22. Alignment on Consumer GPU
Chapter 22 of 24 · 20 min
Running alignment training requires significant computational resources. This chapter covers practical approaches for alignment on consumer-grade hardware.
Memory Requirements
Full alignment training exceeds consumer GPU capacity:
| Component | Full RLHF (PPO) | DPO/ORPO | Minimal |
|---|---|---|---|
| Model (7B) | 28GB | 14GB | 14GB |
| Optimizer states | 56GB | 28GB | 0 (frozen) |
| Gradients | 14GB | 7GB | 0 |
| Activations | 8GB | 4GB | 4GB |
| Total | ~106GB | ~53GB | ~18GB |
QLoRA: Quantized Low-Rank Adaptation
from transformers import BitsAndBytesConfig
# 4-bit quantization configuration
bnb_config = BitsAndBytesConfig(
load_in_4bit=True,
bnb_4bit_use_double_quant=True,
bnb_4bit_quant_type="nf4",
bnb_4bit_compute_dtype=torch.bfloat16
)
# Load quantized model
model = AutoModelForCausalLM.from_pretrained(
"meta-llama/Llama-2-7b-hf",
quantization_config=bnb_config,
device_map="auto"
)
# LoRA adapters
lora_config = LoraConfig(
r=64,
lora_alpha=16,
target_modules=["q_proj", "v_proj"],
lora_dropout=0.05,
bias="none",
task_type="CAUSAL_LM"
)
Consumer GPU Training Script
#!/bin/bash
# align_on_consumer_gpu.sh
export CUDA_VISIBLE_DEVICES=0
export PYTORCH_CUDA_ALLOC_CONF=max_split_size_mb:512
python train_alignment.py \
--model_name meta-llama/Llama-2-7b-hf \
--dataset preference_data.json \
--method dpo \
--batch_size 4 \
--gradient_accumulation_steps 4 \
--learning_rate 1e-4 \
--epochs 3 \
--lora_r 64 \
--use_4bit_quantization \
--max_seq_length 2048
LoRA Adapter Training
def train_lora_alignment(model, adapter_config, data):
"""Train only LoRA adapters, keep base model frozen."""

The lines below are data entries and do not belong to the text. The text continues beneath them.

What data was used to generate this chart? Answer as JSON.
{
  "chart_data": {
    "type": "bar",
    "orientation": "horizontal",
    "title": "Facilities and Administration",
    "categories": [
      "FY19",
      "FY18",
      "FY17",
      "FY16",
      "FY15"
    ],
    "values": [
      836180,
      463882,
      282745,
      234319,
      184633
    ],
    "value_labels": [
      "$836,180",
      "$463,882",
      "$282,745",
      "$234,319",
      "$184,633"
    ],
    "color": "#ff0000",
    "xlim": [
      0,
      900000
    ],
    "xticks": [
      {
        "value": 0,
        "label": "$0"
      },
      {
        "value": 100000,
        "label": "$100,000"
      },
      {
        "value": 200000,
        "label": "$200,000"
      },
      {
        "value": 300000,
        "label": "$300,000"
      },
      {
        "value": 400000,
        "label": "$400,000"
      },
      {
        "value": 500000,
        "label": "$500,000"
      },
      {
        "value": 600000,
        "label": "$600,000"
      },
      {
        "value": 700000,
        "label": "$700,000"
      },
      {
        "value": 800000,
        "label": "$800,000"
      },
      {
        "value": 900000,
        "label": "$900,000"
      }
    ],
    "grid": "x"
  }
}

# Only LoRA parameters require gradients
trainable_params = [p for n, p in model.named_parameters() if "lora_" in n]
optimizer = torch.optim.AdamW(trainable_params, lr=1e-4)
for epoch in range(3):
for batch in dataloader(data, batch_size=4):
prompt = batch["prompt"]
chosen = batch["chosen"]
rejected = batch["rejected"]
# Forward pass
logps_chosen = model(prompt, chosen).log_probs
logps_rejected = model(prompt, rejected).log_probs
# DPO loss
loss = dpo_loss(logps_chosen, logps_rejected)
loss.backward()
optimizer.step()
optimizer.zero_grad()
return model
# Save only LoRA adapters
def save_adapter(model, output_dir):
model.save_pretrained(output_dir)
# ~100MB instead of 14GB for full model
Merging Adapters for Inference
def merge_adapter_for_inference(base_model, adapter_path):
"""Merge LoRA adapter into base model for standard inference."""
from peft import PeftModel
model = AutoModelForCausalLM.from_pretrained(base_model)
model = PeftModel.from_pretrained(model, adapter_path)
# Merge and unload
merged_model = model.merge_and_unload()
return merged_model # Standard model for inference
Training Time Estimates
| Configuration | GPU | Time per Epoch |
|---|---|---|
| 7B model, full training | A100 80GB | 2 hours |
| 7B model, QLoRA + LoRA | RTX 4090 24GB | 8 hours |
| 7B model, QLoRA + LoRA | RTX 3090 24GB | 10 hours |
| 13B model, QLoRA + LoRA | RTX 4090 24GB | 16 hours |
EXERCISE
Set up QLoRA alignment training on a consumer GPU with a 7B model. Measure throughput, memory usage, and alignment improvement after one epoch.